I’m a firm believer that talking helps almost all problems and we do not need to carry our personal problems alone.

If you have nobody to talk to there are plenty of counselling organisations and helplines out there to help with almost any problem.

On Facebook, for example, there is a group for almost any problem you can think of – particularly health-related ones – where you will find like-minded souls and have the space to vent and express yourself without judgement.

What solutions are open to me?

I think we need to recognise that there is often more than one solution to a problem and also that if we are carrying long-term guilt, it is not something we can be rid of overnight.

If others are being affected by the cause of your guilt then they need to be part of the solution too.

Sitting down with them to talk and be completely honest is the most practical solution if that is a possibility for you.

Again, you may need professional help to craft a solution – a lawyer, a debt counsellor, a doctor for example.

What can I do to feel better right now?

We can usually cope with our problems a lot better if we are being kind to ourselves.  This does not mean rushing out and treating ourselves (especially if we are feeling guilty about spending).

Better still, why not do something to give back and benefit others.

The travel company survey also revealed the top 10 ways in which Brits give back and none of them involves spending money.

Top 10 ways in which Brits give back

1. Recycling
2. Donate to charity
3. Donate to charity shops
4. Greet people with a smile
5. Help a friend in need
6. Always be thankful to those around you
7. Help family in need
8. Compliment people
9. Tell the people around you that you love them
10. Celebrate other’s success

There are loads of things you can do for a ‘feel-good’ hit, for example swopping your usual coffee and tea capsules for fairtrade ones.

Why not have a sort out of all the kids’ toys and books and bag them up for the local charity shop?

If you have time on your hands why not try volunteering for a few hours a week?

Generally, when we spend less time worrying about ourselves and our problems, and helping others with theirs, things get a lot better.
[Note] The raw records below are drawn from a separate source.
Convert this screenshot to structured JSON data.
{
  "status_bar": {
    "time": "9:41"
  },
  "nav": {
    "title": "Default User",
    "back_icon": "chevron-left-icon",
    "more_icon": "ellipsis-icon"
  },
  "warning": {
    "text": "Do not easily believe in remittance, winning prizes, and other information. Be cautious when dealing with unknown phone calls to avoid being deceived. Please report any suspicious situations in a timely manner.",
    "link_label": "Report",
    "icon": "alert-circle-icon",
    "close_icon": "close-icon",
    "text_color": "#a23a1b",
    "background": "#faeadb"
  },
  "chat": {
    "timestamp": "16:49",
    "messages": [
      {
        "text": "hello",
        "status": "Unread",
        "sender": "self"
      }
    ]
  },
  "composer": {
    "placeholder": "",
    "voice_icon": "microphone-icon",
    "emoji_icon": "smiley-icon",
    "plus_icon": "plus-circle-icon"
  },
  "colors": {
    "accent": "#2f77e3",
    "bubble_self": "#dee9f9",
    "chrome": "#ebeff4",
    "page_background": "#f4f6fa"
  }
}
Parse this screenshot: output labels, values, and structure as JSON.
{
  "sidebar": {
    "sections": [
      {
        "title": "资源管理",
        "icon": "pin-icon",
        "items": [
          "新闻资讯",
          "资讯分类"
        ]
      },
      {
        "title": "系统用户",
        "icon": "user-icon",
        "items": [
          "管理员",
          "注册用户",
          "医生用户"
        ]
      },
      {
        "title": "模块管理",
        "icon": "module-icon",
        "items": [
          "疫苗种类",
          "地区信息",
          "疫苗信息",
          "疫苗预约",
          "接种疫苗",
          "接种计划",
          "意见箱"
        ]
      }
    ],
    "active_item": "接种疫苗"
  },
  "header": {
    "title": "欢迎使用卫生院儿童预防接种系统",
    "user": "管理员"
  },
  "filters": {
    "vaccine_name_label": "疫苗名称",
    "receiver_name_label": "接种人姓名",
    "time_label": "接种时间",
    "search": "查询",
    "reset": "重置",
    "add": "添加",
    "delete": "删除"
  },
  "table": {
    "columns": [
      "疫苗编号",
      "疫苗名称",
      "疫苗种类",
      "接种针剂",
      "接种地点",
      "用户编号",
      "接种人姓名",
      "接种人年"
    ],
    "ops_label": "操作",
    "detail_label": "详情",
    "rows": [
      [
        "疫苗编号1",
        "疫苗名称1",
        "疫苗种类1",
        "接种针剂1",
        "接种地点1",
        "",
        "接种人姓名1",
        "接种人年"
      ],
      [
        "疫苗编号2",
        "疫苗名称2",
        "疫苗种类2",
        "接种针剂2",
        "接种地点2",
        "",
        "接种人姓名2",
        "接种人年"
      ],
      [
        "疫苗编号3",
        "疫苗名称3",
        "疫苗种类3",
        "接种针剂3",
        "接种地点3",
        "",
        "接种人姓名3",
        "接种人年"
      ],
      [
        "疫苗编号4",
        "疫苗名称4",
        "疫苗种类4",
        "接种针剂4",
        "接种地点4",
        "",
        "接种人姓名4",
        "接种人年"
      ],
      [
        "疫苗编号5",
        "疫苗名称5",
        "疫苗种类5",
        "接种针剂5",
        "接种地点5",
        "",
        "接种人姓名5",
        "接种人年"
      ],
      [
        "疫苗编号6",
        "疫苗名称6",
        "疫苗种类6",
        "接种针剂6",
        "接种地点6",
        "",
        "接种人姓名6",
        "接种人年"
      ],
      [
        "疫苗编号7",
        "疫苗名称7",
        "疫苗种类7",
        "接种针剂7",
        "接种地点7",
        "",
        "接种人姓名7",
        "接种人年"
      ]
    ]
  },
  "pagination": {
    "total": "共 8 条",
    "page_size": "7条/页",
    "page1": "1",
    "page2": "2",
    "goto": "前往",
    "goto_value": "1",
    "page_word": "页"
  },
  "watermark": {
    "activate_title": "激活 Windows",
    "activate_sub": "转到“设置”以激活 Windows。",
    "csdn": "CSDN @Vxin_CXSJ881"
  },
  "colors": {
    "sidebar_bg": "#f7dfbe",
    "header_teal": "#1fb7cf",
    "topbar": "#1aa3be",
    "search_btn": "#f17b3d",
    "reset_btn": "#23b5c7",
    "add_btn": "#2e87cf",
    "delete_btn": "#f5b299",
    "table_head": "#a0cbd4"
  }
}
Dealing with guilt is less of a challenge.

Guilt is an unpleasant emotion to carry about as it sucks all the joy out of life.  Ask yourself the questions above to determine whether it is something you should be carrying and work with others to find ways to put it down for good.

And, if the guilt isn’t really yours to carry, I’d also suggest handing it straight back to the person who should be dealing with it.